The Effectiveness of St. John’s Wort in Major Depressive Disorder: A Naturalistic Phase 2 Follow-Up in Which Nonresponders Were Provided Alternate Medication

Alan J. Gelenberg, MD; Richard C. Shelton, MD; Paul Crits-Christoph, PhD; Martin B. Keller, MD; David L. Dunner, MD; Robert M. A. Hirschfeld, MD; Michael E. Thase, MD; James M. Russell, MD; R. Bruce Lydiard, PhD, MD; Robert J. Gallop, PhD; Linda Todd, BA; David J. Hellerstein, MD; Paul J. Goodnick, MD; Gabor I. Keitner, MD; Stephen M. Stahl, MD, PhD; Uriel Halbreich, MD; and Heather S. Hopkins, MA

Published: August 1, 2004

Article Abstract

Background: A continuation study of an extract of St. John’s wort (Hypericum perforatum) for depression was performed in follow-up to an acute study that found no significant difference between St. John’s wort extract and placebo.

Method: Seventeen subjects with DSM-IV-defined major depressive disorder who responded to St. John’s wort extract in the acute-phase study (phase 1) were continued on double-blind treatment with the same preparation for 24 weeks. Ninety-five subjects who did not respond to either St. John’s wort or placebo were treated with an antidepressant for 24 weeks.

Results: During antidepressant treatment, mean scores on the Hamilton Rating Scale for Depression for phase 1 nonresponders decreased significantly (p < .0001), with no significant difference between St. John’s wort nonresponders and placebo nonresponders. Of the 17 subjects continued on treatment with St. John’s wort extract, 5 (29.4%) relapsed.

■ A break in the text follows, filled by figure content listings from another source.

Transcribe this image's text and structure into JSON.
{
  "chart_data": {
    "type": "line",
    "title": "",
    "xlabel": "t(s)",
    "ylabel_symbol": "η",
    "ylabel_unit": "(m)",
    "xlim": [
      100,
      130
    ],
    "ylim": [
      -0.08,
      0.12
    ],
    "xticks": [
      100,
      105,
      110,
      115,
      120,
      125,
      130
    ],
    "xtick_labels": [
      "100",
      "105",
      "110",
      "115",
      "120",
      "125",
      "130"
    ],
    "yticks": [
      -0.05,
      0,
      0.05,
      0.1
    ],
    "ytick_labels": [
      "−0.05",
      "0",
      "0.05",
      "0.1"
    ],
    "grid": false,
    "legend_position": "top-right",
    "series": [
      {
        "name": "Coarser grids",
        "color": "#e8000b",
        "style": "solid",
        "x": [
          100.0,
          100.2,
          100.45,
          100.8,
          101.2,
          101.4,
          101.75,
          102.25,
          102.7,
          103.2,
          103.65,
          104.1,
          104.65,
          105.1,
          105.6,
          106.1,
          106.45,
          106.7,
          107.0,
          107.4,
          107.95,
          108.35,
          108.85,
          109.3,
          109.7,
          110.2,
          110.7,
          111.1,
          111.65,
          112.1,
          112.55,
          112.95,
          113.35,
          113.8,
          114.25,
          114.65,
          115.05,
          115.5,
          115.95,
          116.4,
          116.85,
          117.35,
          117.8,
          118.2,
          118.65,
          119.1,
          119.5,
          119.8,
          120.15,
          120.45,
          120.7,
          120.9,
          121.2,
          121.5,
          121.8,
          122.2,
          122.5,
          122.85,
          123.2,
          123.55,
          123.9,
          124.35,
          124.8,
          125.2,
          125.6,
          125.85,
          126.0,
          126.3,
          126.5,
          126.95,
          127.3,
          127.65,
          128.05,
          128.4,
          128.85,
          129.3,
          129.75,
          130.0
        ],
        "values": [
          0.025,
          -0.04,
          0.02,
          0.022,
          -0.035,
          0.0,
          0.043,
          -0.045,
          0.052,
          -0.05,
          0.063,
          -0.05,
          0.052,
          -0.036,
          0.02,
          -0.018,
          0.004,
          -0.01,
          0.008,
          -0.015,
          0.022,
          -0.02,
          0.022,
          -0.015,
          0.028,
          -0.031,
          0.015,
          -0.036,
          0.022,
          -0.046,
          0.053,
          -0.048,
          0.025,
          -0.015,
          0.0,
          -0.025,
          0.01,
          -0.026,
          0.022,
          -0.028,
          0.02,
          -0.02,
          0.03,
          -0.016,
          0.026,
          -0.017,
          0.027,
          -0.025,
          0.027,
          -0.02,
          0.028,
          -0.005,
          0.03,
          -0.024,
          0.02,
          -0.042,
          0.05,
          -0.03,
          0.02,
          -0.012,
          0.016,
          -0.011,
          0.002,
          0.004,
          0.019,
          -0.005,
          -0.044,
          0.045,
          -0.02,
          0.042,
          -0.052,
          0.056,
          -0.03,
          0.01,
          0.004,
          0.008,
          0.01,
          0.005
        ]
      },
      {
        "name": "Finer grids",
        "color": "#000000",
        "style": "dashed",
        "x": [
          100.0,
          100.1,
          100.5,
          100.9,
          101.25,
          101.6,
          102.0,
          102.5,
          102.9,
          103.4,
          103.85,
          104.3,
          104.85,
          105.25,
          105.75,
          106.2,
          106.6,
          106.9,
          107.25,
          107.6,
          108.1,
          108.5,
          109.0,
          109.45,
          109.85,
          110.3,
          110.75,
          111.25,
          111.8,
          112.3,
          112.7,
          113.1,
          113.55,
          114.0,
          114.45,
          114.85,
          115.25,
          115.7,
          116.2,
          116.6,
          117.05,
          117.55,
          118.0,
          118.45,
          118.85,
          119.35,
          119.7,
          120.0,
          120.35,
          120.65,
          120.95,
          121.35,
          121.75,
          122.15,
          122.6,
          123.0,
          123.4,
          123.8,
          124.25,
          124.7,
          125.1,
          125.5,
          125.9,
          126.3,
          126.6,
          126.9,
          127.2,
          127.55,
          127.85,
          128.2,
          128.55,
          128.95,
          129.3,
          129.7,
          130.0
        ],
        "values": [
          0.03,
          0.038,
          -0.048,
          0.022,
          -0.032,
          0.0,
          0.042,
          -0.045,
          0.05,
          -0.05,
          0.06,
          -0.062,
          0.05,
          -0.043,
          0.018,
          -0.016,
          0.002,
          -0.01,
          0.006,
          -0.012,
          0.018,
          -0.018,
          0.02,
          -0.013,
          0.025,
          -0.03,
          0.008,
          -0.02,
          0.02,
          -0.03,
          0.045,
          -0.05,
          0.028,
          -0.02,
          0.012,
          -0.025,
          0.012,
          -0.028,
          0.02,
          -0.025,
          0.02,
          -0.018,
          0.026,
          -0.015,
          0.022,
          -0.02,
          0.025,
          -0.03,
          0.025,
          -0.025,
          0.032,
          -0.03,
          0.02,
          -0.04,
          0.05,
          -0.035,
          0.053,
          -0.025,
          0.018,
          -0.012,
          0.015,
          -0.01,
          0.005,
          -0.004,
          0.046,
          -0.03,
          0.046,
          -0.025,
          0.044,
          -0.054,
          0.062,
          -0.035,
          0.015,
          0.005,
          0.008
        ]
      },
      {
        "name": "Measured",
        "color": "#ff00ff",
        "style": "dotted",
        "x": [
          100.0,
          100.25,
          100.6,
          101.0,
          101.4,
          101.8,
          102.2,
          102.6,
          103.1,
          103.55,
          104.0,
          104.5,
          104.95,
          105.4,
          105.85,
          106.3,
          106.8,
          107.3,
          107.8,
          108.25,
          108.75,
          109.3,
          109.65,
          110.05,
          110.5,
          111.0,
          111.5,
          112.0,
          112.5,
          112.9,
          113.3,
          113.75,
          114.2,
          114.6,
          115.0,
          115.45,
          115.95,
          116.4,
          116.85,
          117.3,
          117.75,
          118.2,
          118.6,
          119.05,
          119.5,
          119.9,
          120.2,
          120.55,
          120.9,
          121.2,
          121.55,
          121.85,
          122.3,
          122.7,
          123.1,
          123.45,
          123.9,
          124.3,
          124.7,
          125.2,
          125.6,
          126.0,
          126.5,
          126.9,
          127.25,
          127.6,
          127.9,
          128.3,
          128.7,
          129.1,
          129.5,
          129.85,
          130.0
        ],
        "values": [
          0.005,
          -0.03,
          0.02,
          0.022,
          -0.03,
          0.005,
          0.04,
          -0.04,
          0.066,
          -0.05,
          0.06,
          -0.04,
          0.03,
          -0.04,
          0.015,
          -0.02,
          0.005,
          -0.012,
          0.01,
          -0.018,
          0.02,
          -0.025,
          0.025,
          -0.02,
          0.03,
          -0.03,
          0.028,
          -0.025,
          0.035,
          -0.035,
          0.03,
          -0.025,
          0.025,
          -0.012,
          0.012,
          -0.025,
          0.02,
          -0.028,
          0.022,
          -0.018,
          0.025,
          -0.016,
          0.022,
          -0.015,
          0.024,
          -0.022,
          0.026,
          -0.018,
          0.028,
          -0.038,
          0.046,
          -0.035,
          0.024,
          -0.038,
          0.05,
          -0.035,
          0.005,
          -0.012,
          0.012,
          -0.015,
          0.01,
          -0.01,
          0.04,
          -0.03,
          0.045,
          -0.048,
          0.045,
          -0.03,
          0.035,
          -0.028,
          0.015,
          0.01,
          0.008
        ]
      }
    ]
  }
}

Conclusions: The subjects who did not respond to St. John’s wort extract or placebo in phase 1 were, by and large, not resistant to antidepressant treatment. This suggests that the lack of efficacy found by Shelton et al. in the acute-phase study was unlikely to be the result of a high proportion of treatment-resistant subjects.